The Intelligent Investor (100 Page Summaries) by Preston Pysh & Stig Brodersen

The Intelligent Investor (100 Page Summaries) by Preston Pysh & Stig Brodersen

Author:Preston Pysh & Stig Brodersen [Pysh, Preston]
Language: eng
Format: azw3, epub
Publisher: 100 Page Summaries
Published: 2014-02-13T05:00:00+00:00


CHAPTER 12

THINGS TO CONSIDER ABOUT PER-SHARE EARNINGS

CHAPTER SUMMARY

This chapter explains how and why the investor should be cautious about earnings per share. Since they can be manipulated both higher and lower within accounting laws, an average earnings measure of seven to ten years is suggested, to provide a more realistic reflection of earnings. Finally, the chapter addresses the issue that, while it is important for an investor to determine the growth factor from a company’s history, there is no definitive way of determining how many years should be included. Irrespective of the approach used, a more optimistic growth rate would also increase the risk of the investment.

CHAPTER OUTLINE

Here, the reader will find two pieces of seemingly contradictory advice:

Don’t take a single year’s earnings seriously.

If you do, watch for booby-traps in per-share figures.

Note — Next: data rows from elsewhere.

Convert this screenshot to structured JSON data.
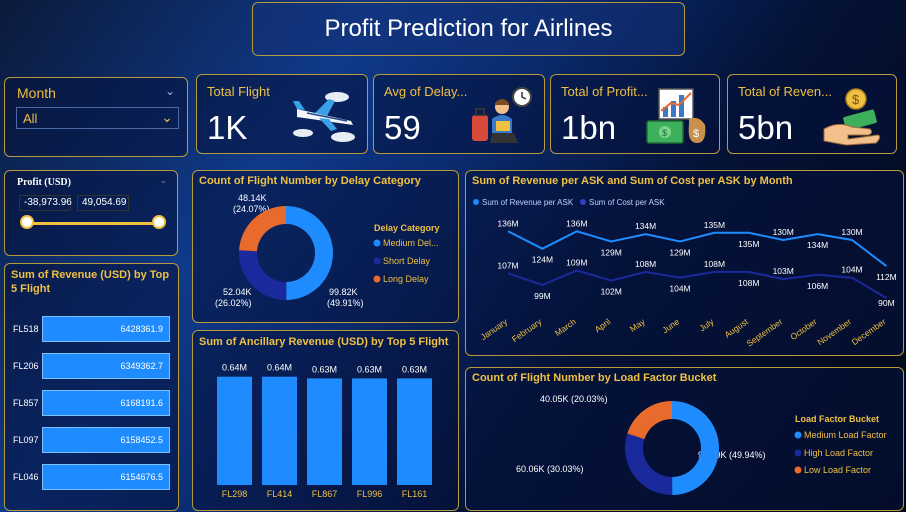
{
  "title": "Profit Prediction for Airlines",
  "month_slicer": {
    "label": "Month",
    "selected": "All"
  },
  "kpis": [
    {
      "title": "Total Flight",
      "value": "1K",
      "icon": "airplane-icon"
    },
    {
      "title": "Avg of Delay...",
      "value": "59",
      "icon": "waiting-passenger-icon"
    },
    {
      "title": "Total of Profit...",
      "value": "1bn",
      "icon": "profit-chart-money-icon"
    },
    {
      "title": "Total of Reven...",
      "value": "5bn",
      "icon": "hand-money-icon"
    }
  ],
  "profit_slicer": {
    "label": "Profit (USD)",
    "min": "-38,973.96",
    "max": "49,054.69"
  },
  "revenue_top5": {
    "title": "Sum of Revenue (USD) by Top 5 Flight",
    "rows": [
      {
        "flight": "FL518",
        "value": "6428361.9",
        "num": 6428361.9
      },
      {
        "flight": "FL206",
        "value": "6349362.7",
        "num": 6349362.7
      },
      {
        "flight": "FL857",
        "value": "6168191.6",
        "num": 6168191.6
      },
      {
        "flight": "FL097",
        "value": "6158452.5",
        "num": 6158452.5
      },
      {
        "flight": "FL046",
        "value": "6154676.5",
        "num": 6154676.5
      }
    ]
  },
  "delay_chart": {
    "title": "Count of Flight Number by Delay Category",
    "legend_title": "Delay Category",
    "legend": [
      "Medium Del...",
      "Short Delay",
      "Long Delay"
    ],
    "labels": {
      "long": [
        "48.14K",
        "(24.07%)"
      ],
      "short": [
        "52.04K",
        "(26.02%)"
      ],
      "medium": [
        "99.82K",
        "(49.91%)"
      ]
    }
  },
  "ancillary_chart": {
    "title": "Sum of Ancillary Revenue (USD) by Top 5 Flight",
    "bars": [
      {
        "flight": "FL298",
        "label": "0.64M"
      },
      {
        "flight": "FL414",
        "label": "0.64M"
      },
      {
        "flight": "FL867",
        "label": "0.63M"
      },
      {
        "flight": "FL996",
        "label": "0.63M"
      },
      {
        "flight": "FL161",
        "label": "0.63M"
      }
    ]
  },
  "line_chart": {
    "title": "Sum of Revenue per ASK and Sum of Cost per ASK by Month",
    "legend": [
      "Sum of Revenue per ASK",
      "Sum of Cost per ASK"
    ],
    "months": [
      "January",
      "February",
      "March",
      "April",
      "May",
      "June",
      "July",
      "August",
      "September",
      "October",
      "November",
      "December"
    ],
    "revenue_labels": [
      "136M",
      "124M",
      "136M",
      "129M",
      "134M",
      "129M",
      "135M",
      "135M",
      "130M",
      "134M",
      "130M",
      "112M"
    ],
    "cost_labels": [
      "107M",
      "99M",
      "109M",
      "102M",
      "108M",
      "104M",
      "108M",
      "108M",
      "103M",
      "106M",
      "104M",
      "90M"
    ]
  },
  "load_chart": {
    "title": "Count of Flight Number by Load Factor Bucket",
    "legend_title": "Load Factor Bucket",
    "legend": [
      "Medium Load Factor",
      "High Load Factor",
      "Low Load Factor"
    ],
    "labels": {
      "low": "40.05K (20.03%)",
      "high": "60.06K (30.03%)",
      "medium": "99.89K (49.94%)"
    }
  },
  "chart_data": [
    {
      "type": "pie",
      "title": "Count of Flight Number by Delay Category",
      "categories": [
        "Medium Delay",
        "Short Delay",
        "Long Delay"
      ],
      "values": [
        99820,
        52040,
        48140
      ],
      "percent": [
        49.91,
        26.02,
        24.07
      ],
      "colors": [
        "#1e8cff",
        "#1a2a9c",
        "#e86a2c"
      ]
    },
    {
      "type": "bar",
      "title": "Sum of Revenue (USD) by Top 5 Flight",
      "categories": [
        "FL518",
        "FL206",
        "FL857",
        "FL097",
        "FL046"
      ],
      "values": [
        6428361.9,
        6349362.7,
        6168191.6,
        6158452.5,
        6154676.5
      ]
    },
    {
      "type": "bar",
      "title": "Sum of Ancillary Revenue (USD) by Top 5 Flight",
      "categories": [
        "FL298",
        "FL414",
        "FL867",
        "FL996",
        "FL161"
      ],
      "values": [
        640000,
        640000,
        630000,
        630000,
        630000
      ]
    },
    {
      "type": "line",
      "title": "Sum of Revenue per ASK and Sum of Cost per ASK by Month",
      "categories": [
        "January",
        "February",
        "March",
        "April",
        "May",
        "June",
        "July",
        "August",
        "September",
        "October",
        "November",
        "December"
      ],
      "series": [
        {
          "name": "Sum of Revenue per ASK",
          "values": [
            136,
            124,
            136,
            129,
            134,
            129,
            135,
            135,
            130,
            134,
            130,
            112
          ],
          "color": "#1e8cff"
        },
        {
          "name": "Sum of Cost per ASK",
          "values": [
            107,
            99,
            109,
            102,
            108,
            104,
            108,
            108,
            103,
            106,
            104,
            90
          ],
          "color": "#1a2a9c"
        }
      ]
    },
    {
      "type": "pie",
      "title": "Count of Flight Number by Load Factor Bucket",
      "categories": [
        "Medium Load Factor",
        "High Load Factor",
        "Low Load Factor"
      ],
      "values": [
        99890,
        60060,
        40050
      ],
      "percent": [
        49.94,
        30.03,
        20.03
      ],
      "colors": [
        "#1e8cff",
        "#1a2a9c",
        "#e86a2c"
      ]
    }
  ]
}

Graham goes on to explain that “Earnings per share” cannot be taken at face value, and the footnotes must be read to find that, although primary earnings per share were reported at $5.20, net income after special charges was 4.32, and fully diluted after special charges was 4.19.

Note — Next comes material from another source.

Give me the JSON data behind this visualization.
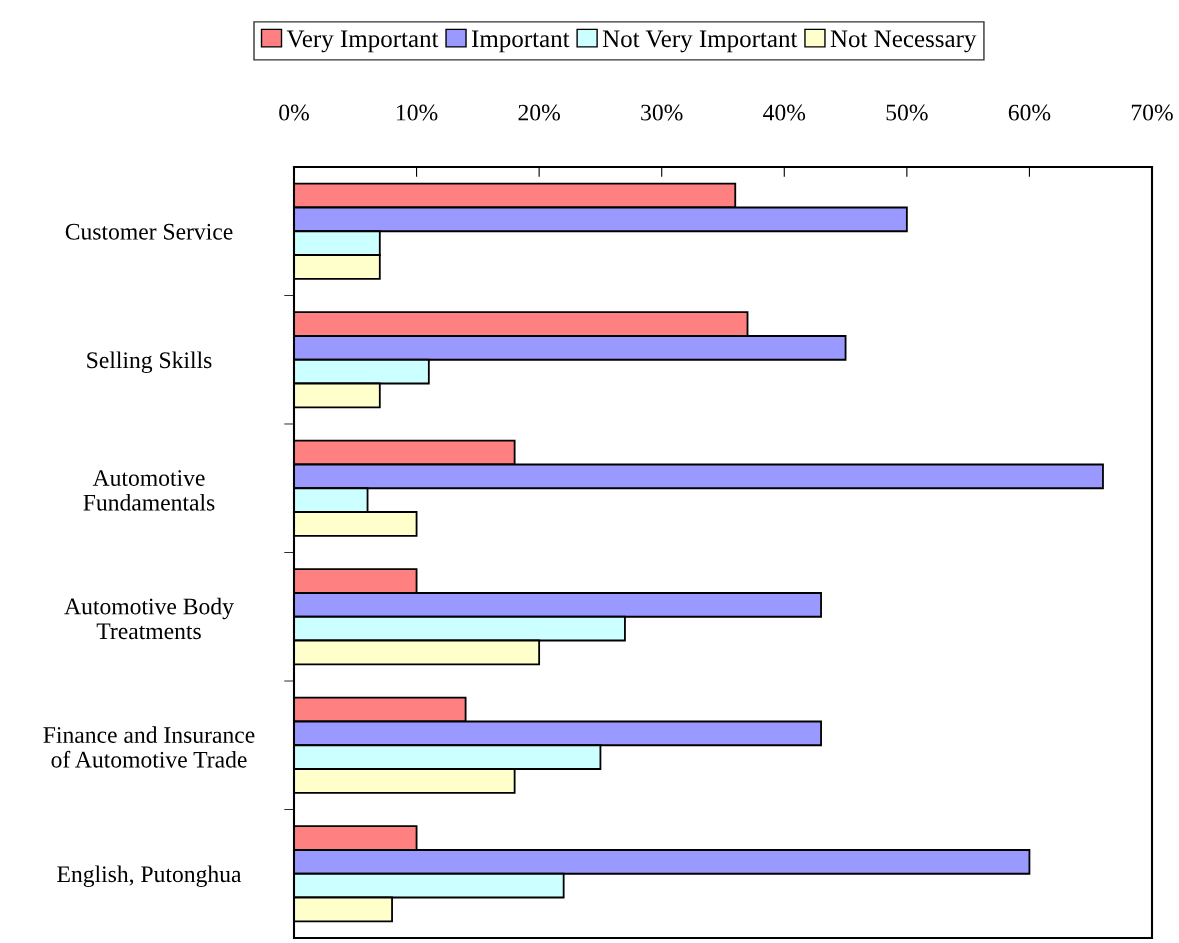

The “dilution factor” is an allowance for the potential of conversion of a bond issue into common shares.

Special charges carry vagueness and seem to be used at the discretion of management and accountants rather than on a fixed calendar basis. In the case cited (ALCOA), they were for anticipated costs of closing down divisions and plants and other estimated future costs. What some might consider sleight of hand is perfectly acceptable in accounting rules and allows the company to reduce its apparent earnings when they are good. Then, if the actual costs occur in a less successful year, they do not have to be shown, since they have already appeared on the books. In fact in that year, the delayed tax credit can be shown, boosting the earnings.